The Maxwell-Heaviside equations make use of several basic electromagnetic quantities, which mathematically represent vector fields.

Electromagnetic quantities expressed as vector fields ¹¹⁾¹²⁾
	name	symbol	SI unit	CGS unit
magnetic	Magnetic flux density	$$ \vec{B} $$	(T) ≡ (V·s / m²)	(G)
	Magnetic field strength	$$ \vec{H} $$	(A/m)	(Oe)
	Magnetisation	$$ \vec{M} $$	(A/m)	(Oe)
	Magnetic polarisation	$$ \vec{P} $$	(T)	(G)
electric	Current density	$$ \vec{J} $$	(A/m²)	(A/cm²)
	Electric field	$$ \vec{E} $$	(V/m)	(statV/cm)
	Electric displacement field	$$ \vec{D} $$	(C/m²)	(statV/cm)
	Electric polarisation	$$ \vec{P} $$	(C/m²)	(statV/cm)

Maxwell's equations in general

From the viewpoint of theoretical physics, the equations can be expressed in a form which is always valid, in vacuum or in material.
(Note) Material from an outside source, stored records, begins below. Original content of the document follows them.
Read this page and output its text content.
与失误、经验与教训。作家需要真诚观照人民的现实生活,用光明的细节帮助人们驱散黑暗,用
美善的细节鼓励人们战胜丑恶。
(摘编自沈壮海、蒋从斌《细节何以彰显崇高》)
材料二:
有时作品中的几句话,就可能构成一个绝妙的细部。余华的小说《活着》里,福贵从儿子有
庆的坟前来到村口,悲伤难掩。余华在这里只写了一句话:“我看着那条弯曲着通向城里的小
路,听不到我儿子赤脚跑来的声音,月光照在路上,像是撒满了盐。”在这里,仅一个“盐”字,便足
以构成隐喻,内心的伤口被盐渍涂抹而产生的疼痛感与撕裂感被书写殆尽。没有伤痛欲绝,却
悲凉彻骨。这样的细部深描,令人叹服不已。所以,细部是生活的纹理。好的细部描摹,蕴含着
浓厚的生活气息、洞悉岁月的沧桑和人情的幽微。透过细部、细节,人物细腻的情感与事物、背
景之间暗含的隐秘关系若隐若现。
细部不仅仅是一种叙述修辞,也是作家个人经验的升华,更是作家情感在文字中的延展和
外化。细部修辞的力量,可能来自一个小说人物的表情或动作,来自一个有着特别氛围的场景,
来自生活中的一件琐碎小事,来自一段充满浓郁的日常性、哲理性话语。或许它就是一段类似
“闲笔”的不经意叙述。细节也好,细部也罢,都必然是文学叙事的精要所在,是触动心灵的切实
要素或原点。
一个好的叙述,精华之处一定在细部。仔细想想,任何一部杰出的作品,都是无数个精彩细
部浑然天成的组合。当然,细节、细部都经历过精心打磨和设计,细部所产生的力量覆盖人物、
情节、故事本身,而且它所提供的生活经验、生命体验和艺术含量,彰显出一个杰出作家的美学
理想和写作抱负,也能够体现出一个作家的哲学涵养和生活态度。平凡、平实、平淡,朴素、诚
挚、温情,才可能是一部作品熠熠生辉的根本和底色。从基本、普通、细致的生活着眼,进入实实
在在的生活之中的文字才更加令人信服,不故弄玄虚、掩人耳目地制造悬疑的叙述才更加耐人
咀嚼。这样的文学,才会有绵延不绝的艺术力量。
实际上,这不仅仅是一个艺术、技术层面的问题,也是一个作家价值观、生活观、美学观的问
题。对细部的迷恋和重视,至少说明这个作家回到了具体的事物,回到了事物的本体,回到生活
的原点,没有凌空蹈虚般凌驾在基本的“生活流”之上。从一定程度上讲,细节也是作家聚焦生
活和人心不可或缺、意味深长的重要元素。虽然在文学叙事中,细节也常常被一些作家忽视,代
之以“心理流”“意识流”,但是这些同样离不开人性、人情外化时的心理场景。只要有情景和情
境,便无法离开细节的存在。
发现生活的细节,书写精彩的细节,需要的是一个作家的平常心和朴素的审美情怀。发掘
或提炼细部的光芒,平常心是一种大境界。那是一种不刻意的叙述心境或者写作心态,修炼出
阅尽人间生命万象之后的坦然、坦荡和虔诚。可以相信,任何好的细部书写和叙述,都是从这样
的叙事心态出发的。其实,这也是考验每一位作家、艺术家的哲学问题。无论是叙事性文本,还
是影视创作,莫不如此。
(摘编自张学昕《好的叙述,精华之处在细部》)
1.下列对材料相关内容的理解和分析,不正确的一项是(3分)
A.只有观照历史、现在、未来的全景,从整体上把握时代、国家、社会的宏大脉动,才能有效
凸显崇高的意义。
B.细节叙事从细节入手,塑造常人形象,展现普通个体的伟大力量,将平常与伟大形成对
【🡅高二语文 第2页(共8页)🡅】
However, this requires a full knowledge of microscopic magnetic moments (at the level of subatomic particles) which makes their direct application very difficult for matter, which comprises of a very larger number of atoms.¹³⁾

Maxwell's equations, valid in general¹⁴⁾
	differential form	integral form
Gauss's law for electric field	$$ ∇·\vec{E} = \frac{ρ}{ε_0} $$	$$ \oint_S \vec{E} · d\vec{a} = \frac{q}{ε_0} $$
Faraday's law of induction	$$ ∇×\vec{E} = -\frac{∂\vec{B}}{∂t} $$	$$ \oint_C \vec{E}·d\vec{l} = - \frac{d}{dt}· \int_S \vec{B}·d\vec{a} $$
Gauss's law for magnetic field	$$ ∇·\vec{B} = 0 $$	$$ \oint_S \vec{B}·d\vec{a} = 0 $$
Ampère-Maxwell's circuital law	$$ ∇×\vec{B} = μ_0 · \vec{J} + μ_0 · ε_0 · \frac{∂\vec{E}}{∂t} $$	$$ \oint_C \vec{B}·d\vec{l} = μ_0 · I + μ_0 · ε_0 · \frac{d}{dt}· \int_S \vec{E}·d\vec{a} $$
where: ρ - electric charge density (C/m³), ε₀ - electric permittivity of vacuum (F/m), q - electric charge (C), l - increment of path for integral (m), a - increment of surface for integral (m²), μ₀ - magnetic permeability of vacuum (H/m), J - electric current density (A/m²), I - electric current (A), S - closed surface (region of integral), C - closed curve (path of integral)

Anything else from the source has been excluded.